Traduit par Titus Burckhardt
Lettre 9
Lorsque
mon maître vit que je suivais la voie sincèrement, il m'ordonna de rompre avec
les habitudes de mon âme (nafs);
il me dit: "De même que nous devons acquérir la science de la Réalité
spirituelle (al-baqîqah), nous devons en acquérir
l'action". Je ne le compris pas.
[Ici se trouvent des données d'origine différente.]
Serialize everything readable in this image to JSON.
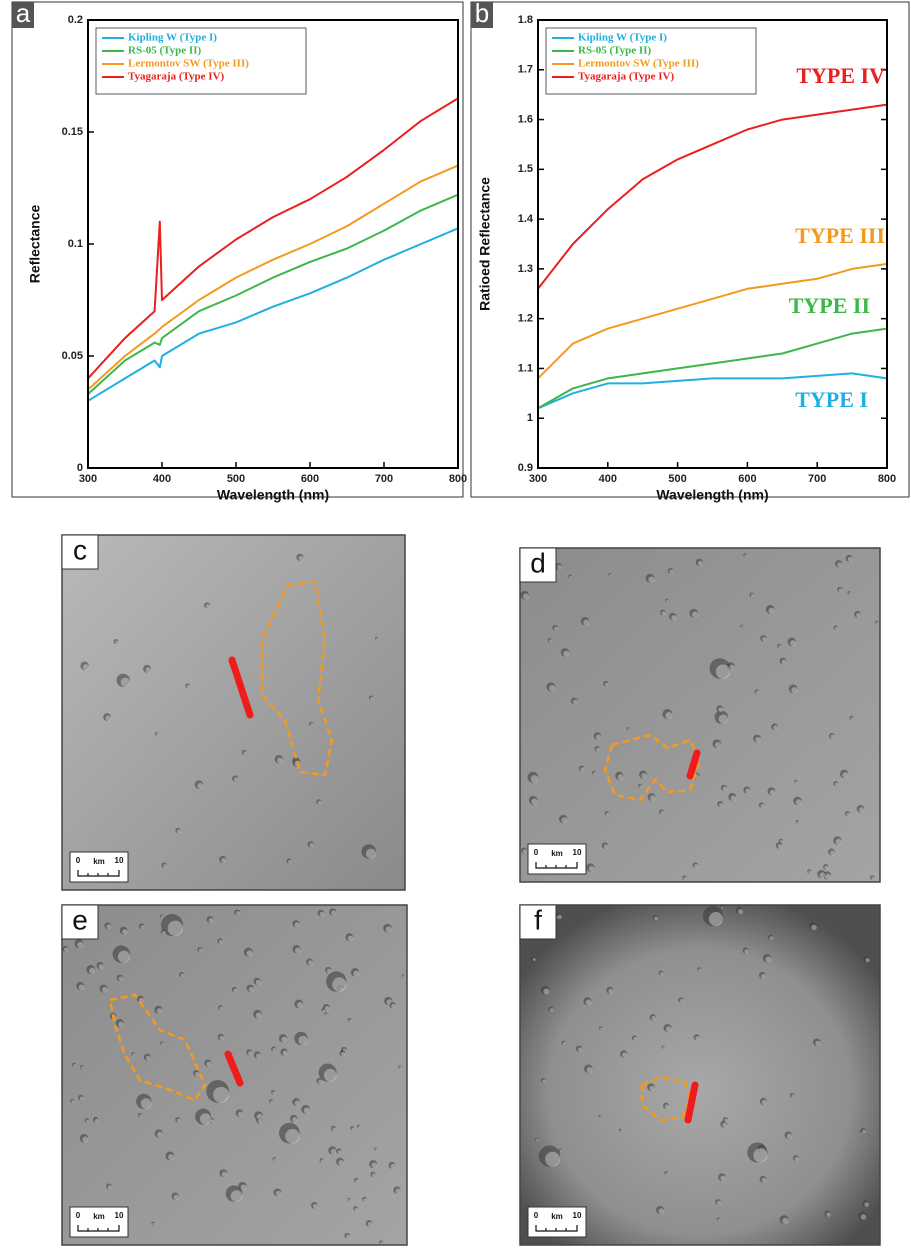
{
  "chart_data": [
    {
      "type": "line",
      "label": "a",
      "x_label": "Wavelength (nm)",
      "y_label": "Reflectance",
      "x": [
        300,
        350,
        390,
        397,
        400,
        450,
        500,
        550,
        600,
        650,
        700,
        750,
        800
      ],
      "xlim": [
        300,
        800
      ],
      "xticks": [
        300,
        400,
        500,
        600,
        700,
        800
      ],
      "ylim": [
        0,
        0.2
      ],
      "yticks": [
        0,
        0.05,
        0.1,
        0.15,
        0.2
      ],
      "legend": "upper-left",
      "series": [
        {
          "name": "Kipling W (Type I)",
          "color": "#1fb0e0",
          "values": [
            0.03,
            0.04,
            0.048,
            0.045,
            0.05,
            0.06,
            0.065,
            0.072,
            0.078,
            0.085,
            0.093,
            0.1,
            0.107
          ]
        },
        {
          "name": "RS-05 (Type II)",
          "color": "#3cb84a",
          "values": [
            0.033,
            0.048,
            0.056,
            0.055,
            0.058,
            0.07,
            0.077,
            0.085,
            0.092,
            0.098,
            0.106,
            0.115,
            0.122
          ]
        },
        {
          "name": "Lermontov SW (Type III)",
          "color": "#f39a1e",
          "values": [
            0.035,
            0.05,
            0.06,
            0.062,
            0.063,
            0.075,
            0.085,
            0.093,
            0.1,
            0.108,
            0.118,
            0.128,
            0.135
          ]
        },
        {
          "name": "Tyagaraja (Type IV)",
          "color": "#e8201f",
          "values": [
            0.04,
            0.058,
            0.07,
            0.11,
            0.075,
            0.09,
            0.102,
            0.112,
            0.12,
            0.13,
            0.142,
            0.155,
            0.165
          ]
        }
      ]
    },
    {
      "type": "line",
      "label": "b",
      "x_label": "Wavelength (nm)",
      "y_label": "Ratioed Reflectance",
      "x": [
        300,
        350,
        400,
        450,
        500,
        550,
        600,
        650,
        700,
        750,
        800
      ],
      "xlim": [
        300,
        800
      ],
      "xticks": [
        300,
        400,
        500,
        600,
        700,
        800
      ],
      "ylim": [
        0.9,
        1.8
      ],
      "yticks": [
        0.9,
        1,
        1.1,
        1.2,
        1.3,
        1.4,
        1.5,
        1.6,
        1.7,
        1.8
      ],
      "legend": "upper-left",
      "series": [
        {
          "name": "Kipling W (Type I)",
          "color": "#1fb0e0",
          "values": [
            1.02,
            1.05,
            1.07,
            1.07,
            1.075,
            1.08,
            1.08,
            1.08,
            1.085,
            1.09,
            1.08
          ]
        },
        {
          "name": "RS-05 (Type II)",
          "color": "#3cb84a",
          "values": [
            1.02,
            1.06,
            1.08,
            1.09,
            1.1,
            1.11,
            1.12,
            1.13,
            1.15,
            1.17,
            1.18
          ]
        },
        {
          "name": "Lermontov SW (Type III)",
          "color": "#f39a1e",
          "values": [
            1.08,
            1.15,
            1.18,
            1.2,
            1.22,
            1.24,
            1.26,
            1.27,
            1.28,
            1.3,
            1.31
          ]
        },
        {
          "name": "Tyagaraja (Type IV)",
          "color": "#e8201f",
          "values": [
            1.26,
            1.35,
            1.42,
            1.48,
            1.52,
            1.55,
            1.58,
            1.6,
            1.61,
            1.62,
            1.63
          ]
        }
      ],
      "annotations": [
        {
          "text": "TYPE IV",
          "color": "#e8201f"
        },
        {
          "text": "TYPE III",
          "color": "#f39a1e"
        },
        {
          "text": "TYPE II",
          "color": "#3cb84a"
        },
        {
          "text": "TYPE I",
          "color": "#1fb0e0"
        }
      ]
    }
  ],
  "panels": [
    {
      "label": "c",
      "scale": [
        "0",
        "km",
        "10"
      ]
    },
    {
      "label": "d",
      "scale": [
        "0",
        "km",
        "10"
      ]
    },
    {
      "label": "e",
      "scale": [
        "0",
        "km",
        "10"
      ]
    },
    {
      "label": "f",
      "scale": [
        "0",
        "km",
        "10"
      ]
    }
  ]
}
Alors il saisit mon haïk (Le haïk est un
tissu sans couture qui sert à envelopper
la tête et les épaules.) de sa noble main, l'arracha de ma tête , le tordit
plusieurs fois et l'enroula autour de mon
cou; puis il me dit: "Voici l'épreuve du bien!" Alors mon âme se
troubla à tel point qu'elle eût préféré mourir plutôt
que de se montrer dans cet accoutrement 1. Le maître me regarda sans mot dire,
et je me sentis oppressé jusqu'à
la mort. Je me levai avant que le maître ne se levât - ce qui était contraire à
ma coutume - et je marchai jusqu'à
ce que le mur de la zawiyah me dérobât à sa vue. Alors mon âme (nafs) me dit:
qu'est-ce que cela signifie donc?
Je ne sus que lui répondre sauf de ramener mon haïk sur la tête comme les
autres gens - non, je ne le fis pas, et je
lui dis: le maître sait bien ce que cela signifie. Mais toi (mon âme), pourquoi
t'es-tu tant troublée et révoltée? que crains-tu
d'être humiliée? Qu'es-tu donc, et quel est ton rang, pour que tu ne supportes
pas d'être dans cet état?
N'aimes-tu
donc qu'à rester avec ta concupiscence et tes bons plaisirs, à t'ébattre sans
frein? Non, par Dieu, tu n'en jouiras
pas aussi longtemps que je veillerai sur toi et tes hostilités! Alors, voyant
mes yeux enflammés de colère, elle désespéra
de sa concupiscence et sut qu'elle n'en aurait rien, et elle accepta finalement
la loi que je lui imposai.
Malheur
au faqîr , malheur à lui, s'il voit la forme de sa propre âme (ou de son 'moi ,
nafs) telle qu'elle est, et qu'il ne l'étrangle
pas jusqu'à ce qu'elle en meure!
1
En milieu musulman non influencé par l'Occident moderne, se montrer la tête
découverte en public est signe de vulgarité, d'indiscipline ou de folie.